The Johns Hopkins Arrhythmia Service is composed of faculty who are working hard to combat cardiac arrhythmias. The arrhythmia team is working on a large portfolio of arrhythmia research projects. They do this through basic research and genetic studies to understand the fundamental causes of arrhythmias. They are also working on new approaches to treat cardiac arrhythmias — with medications, catheter ablation and implantable devices.
One important area of research is on arrhythmogenic right ventricular cardiomyopathy (ARVC). This inherited disorder is a common cause of sudden cardiac death in young people. Johns Hopkins has the largest team of researchers and collaborators working to combat this disease. The ARVD Precision Center of Excellence conducts research that involves studies in mouse models of the disease and clinical trials using a large national registry of patients with this condition, as well as genetic testing and analysis.
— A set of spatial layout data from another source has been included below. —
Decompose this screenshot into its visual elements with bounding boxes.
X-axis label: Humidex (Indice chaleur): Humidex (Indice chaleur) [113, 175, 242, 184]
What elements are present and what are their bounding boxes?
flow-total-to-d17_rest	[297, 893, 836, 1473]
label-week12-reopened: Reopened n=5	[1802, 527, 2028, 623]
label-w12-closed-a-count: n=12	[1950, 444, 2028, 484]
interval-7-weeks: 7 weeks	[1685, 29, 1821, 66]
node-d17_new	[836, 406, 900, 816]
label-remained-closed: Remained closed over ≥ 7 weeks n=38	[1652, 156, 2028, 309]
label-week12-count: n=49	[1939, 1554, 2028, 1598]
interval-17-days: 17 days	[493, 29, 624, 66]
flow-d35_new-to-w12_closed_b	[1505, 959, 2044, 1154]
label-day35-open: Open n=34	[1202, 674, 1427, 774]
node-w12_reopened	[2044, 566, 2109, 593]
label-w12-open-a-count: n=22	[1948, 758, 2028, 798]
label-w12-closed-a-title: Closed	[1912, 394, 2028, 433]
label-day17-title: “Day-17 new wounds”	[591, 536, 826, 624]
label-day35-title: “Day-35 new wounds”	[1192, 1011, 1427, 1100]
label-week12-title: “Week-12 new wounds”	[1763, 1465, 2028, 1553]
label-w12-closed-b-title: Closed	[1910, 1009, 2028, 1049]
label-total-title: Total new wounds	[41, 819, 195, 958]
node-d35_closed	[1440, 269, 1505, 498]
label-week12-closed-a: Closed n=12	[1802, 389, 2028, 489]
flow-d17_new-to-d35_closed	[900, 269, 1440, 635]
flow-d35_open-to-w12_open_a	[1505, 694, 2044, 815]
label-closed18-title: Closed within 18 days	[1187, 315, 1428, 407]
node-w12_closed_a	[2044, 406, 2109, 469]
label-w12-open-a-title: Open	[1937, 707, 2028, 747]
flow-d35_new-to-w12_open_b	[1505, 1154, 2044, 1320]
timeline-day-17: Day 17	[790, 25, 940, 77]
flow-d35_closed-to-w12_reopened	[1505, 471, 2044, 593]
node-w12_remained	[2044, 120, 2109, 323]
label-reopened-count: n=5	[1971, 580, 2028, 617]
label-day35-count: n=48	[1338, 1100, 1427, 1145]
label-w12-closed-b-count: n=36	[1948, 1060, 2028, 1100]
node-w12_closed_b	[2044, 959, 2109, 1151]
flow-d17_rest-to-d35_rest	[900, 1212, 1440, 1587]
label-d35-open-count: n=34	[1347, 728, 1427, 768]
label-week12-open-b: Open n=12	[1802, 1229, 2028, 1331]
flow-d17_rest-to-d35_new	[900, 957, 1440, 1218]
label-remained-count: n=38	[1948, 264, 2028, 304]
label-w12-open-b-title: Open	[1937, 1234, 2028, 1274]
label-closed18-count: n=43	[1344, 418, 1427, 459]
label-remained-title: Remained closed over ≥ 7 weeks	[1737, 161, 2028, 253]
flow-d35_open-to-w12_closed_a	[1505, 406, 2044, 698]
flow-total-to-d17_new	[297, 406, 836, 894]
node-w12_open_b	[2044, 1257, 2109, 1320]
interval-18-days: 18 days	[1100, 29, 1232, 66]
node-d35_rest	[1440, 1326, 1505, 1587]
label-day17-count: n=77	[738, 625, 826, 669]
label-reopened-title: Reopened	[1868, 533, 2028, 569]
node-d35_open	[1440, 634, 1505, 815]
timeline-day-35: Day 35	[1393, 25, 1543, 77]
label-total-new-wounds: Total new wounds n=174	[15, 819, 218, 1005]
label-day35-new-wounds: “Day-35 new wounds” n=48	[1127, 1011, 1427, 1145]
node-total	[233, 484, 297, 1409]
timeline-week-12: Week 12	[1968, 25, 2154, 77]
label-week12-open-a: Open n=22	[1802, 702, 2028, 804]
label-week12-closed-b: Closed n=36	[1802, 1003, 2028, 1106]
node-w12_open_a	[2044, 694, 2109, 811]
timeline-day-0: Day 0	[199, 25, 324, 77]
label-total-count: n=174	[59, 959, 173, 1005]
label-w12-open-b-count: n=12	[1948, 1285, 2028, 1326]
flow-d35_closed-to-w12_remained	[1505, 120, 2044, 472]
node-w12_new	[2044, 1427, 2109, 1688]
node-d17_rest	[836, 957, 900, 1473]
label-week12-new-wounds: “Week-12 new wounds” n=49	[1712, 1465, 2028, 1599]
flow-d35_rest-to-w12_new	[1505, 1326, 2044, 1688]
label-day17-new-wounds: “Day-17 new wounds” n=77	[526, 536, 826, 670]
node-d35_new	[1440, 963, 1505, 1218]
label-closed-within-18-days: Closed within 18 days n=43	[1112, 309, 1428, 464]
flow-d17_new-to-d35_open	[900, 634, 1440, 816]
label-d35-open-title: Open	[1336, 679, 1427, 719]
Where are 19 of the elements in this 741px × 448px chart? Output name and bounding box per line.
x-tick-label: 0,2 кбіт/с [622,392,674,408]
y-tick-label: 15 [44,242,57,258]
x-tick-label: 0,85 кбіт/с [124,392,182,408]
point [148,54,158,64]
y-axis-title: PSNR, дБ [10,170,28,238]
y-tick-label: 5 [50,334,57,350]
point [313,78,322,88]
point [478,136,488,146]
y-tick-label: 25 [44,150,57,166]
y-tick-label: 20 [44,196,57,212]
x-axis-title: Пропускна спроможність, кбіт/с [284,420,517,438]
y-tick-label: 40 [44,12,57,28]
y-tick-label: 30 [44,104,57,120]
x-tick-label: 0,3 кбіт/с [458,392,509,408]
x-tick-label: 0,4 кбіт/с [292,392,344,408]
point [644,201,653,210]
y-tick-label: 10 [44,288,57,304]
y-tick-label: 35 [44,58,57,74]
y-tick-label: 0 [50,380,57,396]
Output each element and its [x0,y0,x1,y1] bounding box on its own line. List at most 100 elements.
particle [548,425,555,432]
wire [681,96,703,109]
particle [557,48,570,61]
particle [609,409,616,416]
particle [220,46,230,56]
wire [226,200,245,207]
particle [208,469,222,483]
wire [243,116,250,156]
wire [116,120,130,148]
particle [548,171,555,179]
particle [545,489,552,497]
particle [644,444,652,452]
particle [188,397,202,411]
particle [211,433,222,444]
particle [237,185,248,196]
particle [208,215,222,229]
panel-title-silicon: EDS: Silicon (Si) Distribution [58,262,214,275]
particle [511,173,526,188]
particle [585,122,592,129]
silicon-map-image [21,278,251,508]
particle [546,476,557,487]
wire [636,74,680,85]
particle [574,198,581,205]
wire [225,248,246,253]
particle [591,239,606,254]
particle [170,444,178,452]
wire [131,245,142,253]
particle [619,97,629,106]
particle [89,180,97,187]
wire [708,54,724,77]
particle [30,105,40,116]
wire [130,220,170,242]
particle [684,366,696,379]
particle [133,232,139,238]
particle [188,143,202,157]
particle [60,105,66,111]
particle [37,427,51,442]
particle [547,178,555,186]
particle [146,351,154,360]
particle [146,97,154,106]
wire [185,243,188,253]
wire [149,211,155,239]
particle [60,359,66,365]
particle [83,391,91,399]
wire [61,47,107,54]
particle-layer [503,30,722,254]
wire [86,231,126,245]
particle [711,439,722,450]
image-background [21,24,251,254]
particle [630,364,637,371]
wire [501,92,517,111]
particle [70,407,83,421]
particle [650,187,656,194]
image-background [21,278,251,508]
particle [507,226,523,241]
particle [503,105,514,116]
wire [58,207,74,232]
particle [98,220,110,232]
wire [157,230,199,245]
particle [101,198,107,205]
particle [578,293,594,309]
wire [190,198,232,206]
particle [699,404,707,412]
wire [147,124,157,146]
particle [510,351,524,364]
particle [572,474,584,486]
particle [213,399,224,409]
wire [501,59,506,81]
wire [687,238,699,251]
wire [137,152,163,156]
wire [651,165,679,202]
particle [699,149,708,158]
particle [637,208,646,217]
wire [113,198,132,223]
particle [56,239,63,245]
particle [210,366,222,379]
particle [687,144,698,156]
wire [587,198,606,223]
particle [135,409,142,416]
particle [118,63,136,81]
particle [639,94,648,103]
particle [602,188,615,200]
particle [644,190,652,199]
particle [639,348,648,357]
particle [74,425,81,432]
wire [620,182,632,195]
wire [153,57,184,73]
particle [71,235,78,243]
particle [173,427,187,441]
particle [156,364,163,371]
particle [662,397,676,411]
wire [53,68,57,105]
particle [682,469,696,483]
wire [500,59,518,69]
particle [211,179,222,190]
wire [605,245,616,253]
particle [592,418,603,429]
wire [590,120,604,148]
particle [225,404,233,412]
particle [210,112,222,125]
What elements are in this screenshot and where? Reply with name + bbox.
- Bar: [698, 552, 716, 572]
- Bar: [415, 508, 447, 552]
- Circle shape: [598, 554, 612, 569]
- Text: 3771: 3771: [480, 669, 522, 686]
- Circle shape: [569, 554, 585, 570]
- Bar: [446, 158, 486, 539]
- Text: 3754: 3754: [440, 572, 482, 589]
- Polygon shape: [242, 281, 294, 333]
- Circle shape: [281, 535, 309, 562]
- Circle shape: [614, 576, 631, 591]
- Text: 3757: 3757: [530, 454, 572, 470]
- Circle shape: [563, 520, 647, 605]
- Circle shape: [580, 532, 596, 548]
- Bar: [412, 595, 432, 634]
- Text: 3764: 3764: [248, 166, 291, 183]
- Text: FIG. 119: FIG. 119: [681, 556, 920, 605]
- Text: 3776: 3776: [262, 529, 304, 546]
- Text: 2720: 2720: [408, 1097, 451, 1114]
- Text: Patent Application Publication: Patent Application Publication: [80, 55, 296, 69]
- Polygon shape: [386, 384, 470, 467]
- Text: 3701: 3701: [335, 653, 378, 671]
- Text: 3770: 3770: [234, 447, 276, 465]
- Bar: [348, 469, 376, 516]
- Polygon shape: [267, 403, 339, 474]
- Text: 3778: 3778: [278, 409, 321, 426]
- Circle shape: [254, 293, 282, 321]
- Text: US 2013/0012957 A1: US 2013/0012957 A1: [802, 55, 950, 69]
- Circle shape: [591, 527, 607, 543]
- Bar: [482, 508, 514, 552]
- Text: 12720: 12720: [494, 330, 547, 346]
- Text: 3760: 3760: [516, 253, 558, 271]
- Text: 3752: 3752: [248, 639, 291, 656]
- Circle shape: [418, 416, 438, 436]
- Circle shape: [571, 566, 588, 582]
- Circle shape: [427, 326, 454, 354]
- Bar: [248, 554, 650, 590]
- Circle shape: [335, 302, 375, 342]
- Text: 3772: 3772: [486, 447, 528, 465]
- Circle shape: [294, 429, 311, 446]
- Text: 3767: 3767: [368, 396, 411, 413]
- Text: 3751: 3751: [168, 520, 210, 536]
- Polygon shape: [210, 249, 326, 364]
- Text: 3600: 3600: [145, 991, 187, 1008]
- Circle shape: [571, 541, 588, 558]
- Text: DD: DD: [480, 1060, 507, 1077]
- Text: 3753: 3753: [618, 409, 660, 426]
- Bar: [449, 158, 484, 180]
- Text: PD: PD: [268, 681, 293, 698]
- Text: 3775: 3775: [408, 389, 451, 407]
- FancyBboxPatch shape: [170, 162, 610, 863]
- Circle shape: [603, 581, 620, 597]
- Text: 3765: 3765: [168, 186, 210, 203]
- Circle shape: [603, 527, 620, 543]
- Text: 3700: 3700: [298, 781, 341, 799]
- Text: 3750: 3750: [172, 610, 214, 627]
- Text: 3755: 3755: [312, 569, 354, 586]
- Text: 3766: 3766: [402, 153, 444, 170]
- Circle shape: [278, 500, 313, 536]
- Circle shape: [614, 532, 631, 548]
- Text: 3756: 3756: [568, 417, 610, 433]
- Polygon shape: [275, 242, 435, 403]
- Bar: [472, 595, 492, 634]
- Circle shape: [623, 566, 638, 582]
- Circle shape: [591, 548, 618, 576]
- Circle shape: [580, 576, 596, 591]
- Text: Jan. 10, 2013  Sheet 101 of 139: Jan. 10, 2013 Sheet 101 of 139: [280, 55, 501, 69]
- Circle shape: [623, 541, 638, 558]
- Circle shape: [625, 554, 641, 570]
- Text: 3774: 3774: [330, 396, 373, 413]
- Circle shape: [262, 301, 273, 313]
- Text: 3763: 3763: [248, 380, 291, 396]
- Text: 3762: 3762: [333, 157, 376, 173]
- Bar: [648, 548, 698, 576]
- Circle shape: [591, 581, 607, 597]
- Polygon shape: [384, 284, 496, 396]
Another area of research focus is on atrial fibrillation. Atrial fibrillation is the most common arrhythmia in the world and is a contributing cause of strokes. Researchers are focused on ways to improve care for patients with atrial fibrillation. They established a registry of patients who have undergone ablation for atrial fibrillation, and have collected data for over 2000 patients over the last 15 years. Johns Hopkins researchers are also working to develop new techniques for treatment including catheter ablation. Catheter ablation involves passing a small wire from the leg into the heart and cauterizing or freezing the areas that cause atrial fibrillation. In addition to this, the Johns Hopkins team is developing methods to lower stroke risk without use of anti-blood clotting medications.
Johns Hopkins arrhythmia experts are also working on ventricular arrhythmias. These arrhythmias arise in the lower chamber of the heart and are a common cause of sudden cardiac death. The researchers are working on new approaches to use catheter ablation to control these arrhythmias. They also have large research efforts focused on identifying which patients are most susceptible to a cardiac arrest. This is important as these patients may benefit from placement of an implantable defibrillator.